Can someone help me figure out the next step? I'm thinking of putting a constant out in front, so I can use 2du for (x^10)

 

[SammyS]

∫[6x^6 sin (9x)]/[1+x^10] * dx

I've set u =x^6
du=6x^5*dx
dx=du/6x^5

∫[6x^6 sin (9x)]/[1+x^10] * (du/6x^5)
=
∫[x*sin(9x)*du]/1+x^10.

Can someone help me figure out the next step? I'm thinking of putting a constant out in front, so I can use 2du for (x^10)

I doubt that this will work.
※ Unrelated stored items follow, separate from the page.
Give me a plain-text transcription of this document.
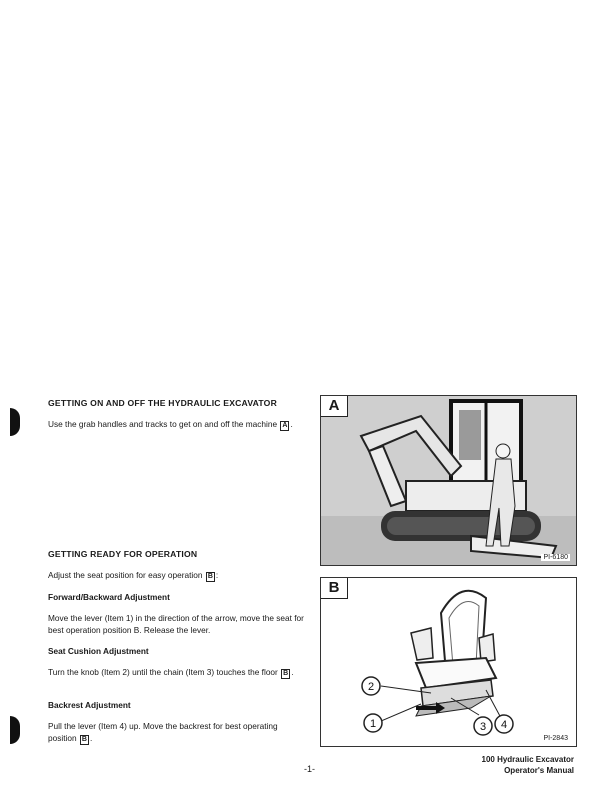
GETTING ON AND OFF THE HYDRAULIC EXCAVATOR
Use the grab handles and tracks to get on and off the machine A .
GETTING READY FOR OPERATION
Adjust the seat position for easy operation B :
Forward/Backward Adjustment
Move the lever (Item 1) in the direction of the arrow, move the seat for best operation position B. Release the lever.
Seat Cushion Adjustment
Turn the knob (Item 2) until the chain (Item 3) touches the floor B .
Backrest Adjustment
Pull the lever (Item 4) up. Move the backrest for best operating position B .
A
PI-6180
2
1	3 4
B
PI-2843
-1-
100 Hydraulic Excavator
Operator's Manual
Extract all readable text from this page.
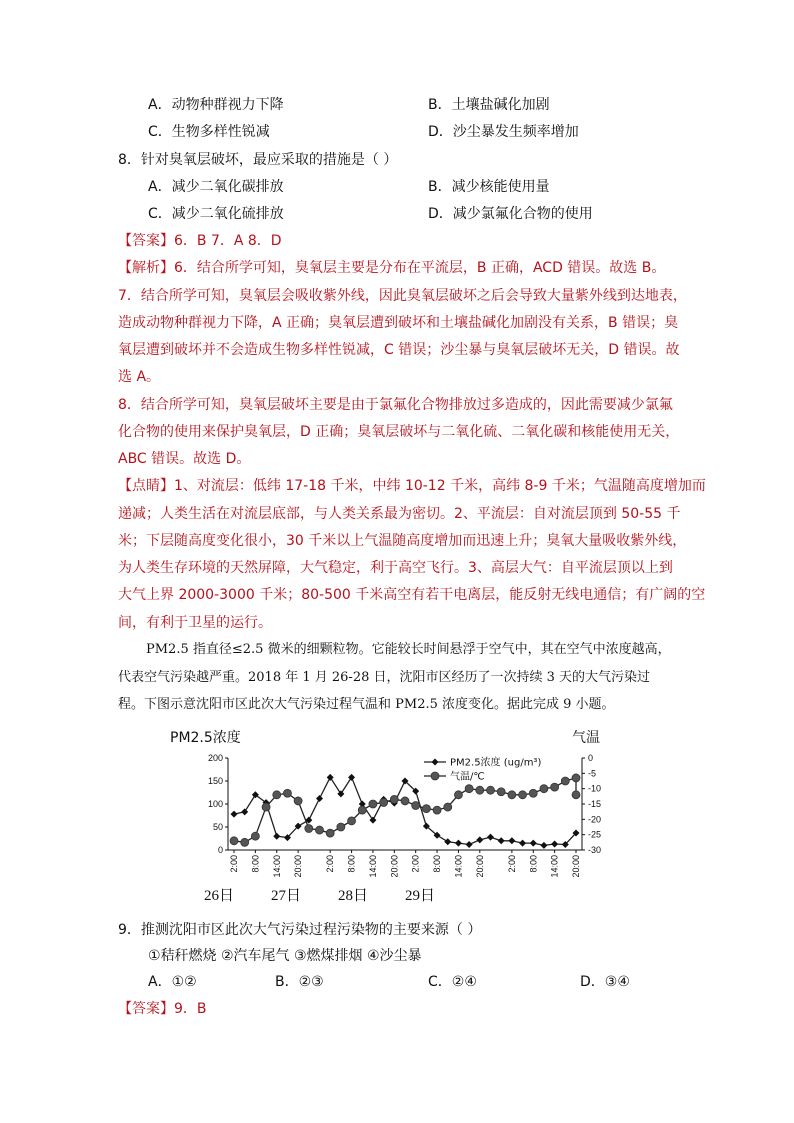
A．动物种群视力下降	B．土壤盐碱化加剧
C．生物多样性锐减	D．沙尘暴发生频率增加
8．针对臭氧层破坏，最应采取的措施是（ ）
A．减少二氧化碳排放	B．减少核能使用量
C．减少二氧化硫排放	D．减少氯氟化合物的使用
【答案】6．B 7．A 8．D
【解析】6．结合所学可知，臭氧层主要是分布在平流层，B 正确，ACD 错误。故选 B。
7．结合所学可知，臭氧层会吸收紫外线，因此臭氧层破坏之后会导致大量紫外线到达地表，
造成动物种群视力下降，A 正确；臭氧层遭到破坏和土壤盐碱化加剧没有关系，B 错误；臭
氧层遭到破坏并不会造成生物多样性锐减，C 错误；沙尘暴与臭氧层破坏无关，D 错误。故
选 A。
8．结合所学可知，臭氧层破坏主要是由于氯氟化合物排放过多造成的，因此需要减少氯氟
化合物的使用来保护臭氧层，D 正确；臭氧层破坏与二氧化硫、二氧化碳和核能使用无关，
ABC 错误。故选 D。
【点睛】1、对流层：低纬 17-18 千米，中纬 10-12 千米，高纬 8-9 千米；气温随高度增加而
递减；人类生活在对流层底部，与人类关系最为密切。2、平流层：自对流层顶到 50-55 千
米；下层随高度变化很小，30 千米以上气温随高度增加而迅速上升；臭氧大量吸收紫外线，
为人类生存环境的天然屏障，大气稳定，利于高空飞行。3、高层大气：自平流层顶以上到
大气上界 2000-3000 千米；80-500 千米高空有若干电离层，能反射无线电通信；有广阔的空
间，有利于卫星的运行。
PM2.5 指直径≤2.5 微米的细颗粒物。它能较长时间悬浮于空气中，其在空气中浓度越高，
代表空气污染越严重。2018 年 1 月 26-28 日，沈阳市区经历了一次持续 3 天的大气污染过
程。下图示意沈阳市区此次大气污染过程气温和 PM2.5 浓度变化。据此完成 9 小题。
PM2.5浓度	气温
0
50
100
150
200	0
-5
-10
-15
-20
-25
-30
2:00 8:00 14:00 20:00 2:00 8:00 14:00 20:00 2:00 8:00 14:00 20:00 2:00 8:00 14:00 20:00
26日 27日 28日 29日
PM2.5浓度 (ug/m³)
气温/℃
9．推测沈阳市区此次大气污染过程污染物的主要来源（ ）
①秸秆燃烧 ②汽车尾气 ③燃煤排烟 ④沙尘暴
A．①②	B．②③	C．②④	D．③④
【答案】9．B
That's a messy integral.

However, you haven't finished the substitution ! You should end up with an integral in the variable, u, with no x what-so-ever.

Are you sure you have written the problem correctly?

What topics are you currently covering in whatever class this problem is from?

 

[seanoe25]

Yeah, sadly I have written it down properly. Right now we're covering how to solve definite integrals with the use of substitution; it's a beautiful thing when it works, but these problems are moral-breakers. It's acually:

∫ 6x^6 sin(9x)/[1+x^10] *dx

with the upper limit set at pi/2, and the lower limit at -pi/2.

I excluded the limits part because I felt once I got help with the substitution, I had the problem down. But finding the right u is very difficult.

 

[SammyS]

Yeah, sadly I have written it down properly. Right now we're covering how to solve definite integrals with the use of substitution; it's a beautiful thing when it works, but these problems are moral-breakers. It's acually:

∫ 6x^6 sin(9x)/[1+x^10] *dx

with the upper limit set at pi/2, and the lower limit at -pi/2.

I excluded the limits part because I felt once I got help with the substitution, I had the problem down. But finding the right u is very difficult.

Having it be a definite integral makes all the difference in the world!

Is the integrand either an even or an odd function?

 

[seanoe25]

A glimpse of hope! I believe the integrand is an even function. Because when I plugged in f(-x), everything came out to be the same

 

[SammyS]

A glimpse of hope! I believe the integrand is an even function. Because when I plugged in f(-x), everything came out to be the same

Not quite!

sin(-9x) = -sin(9x)

Graph the integrand.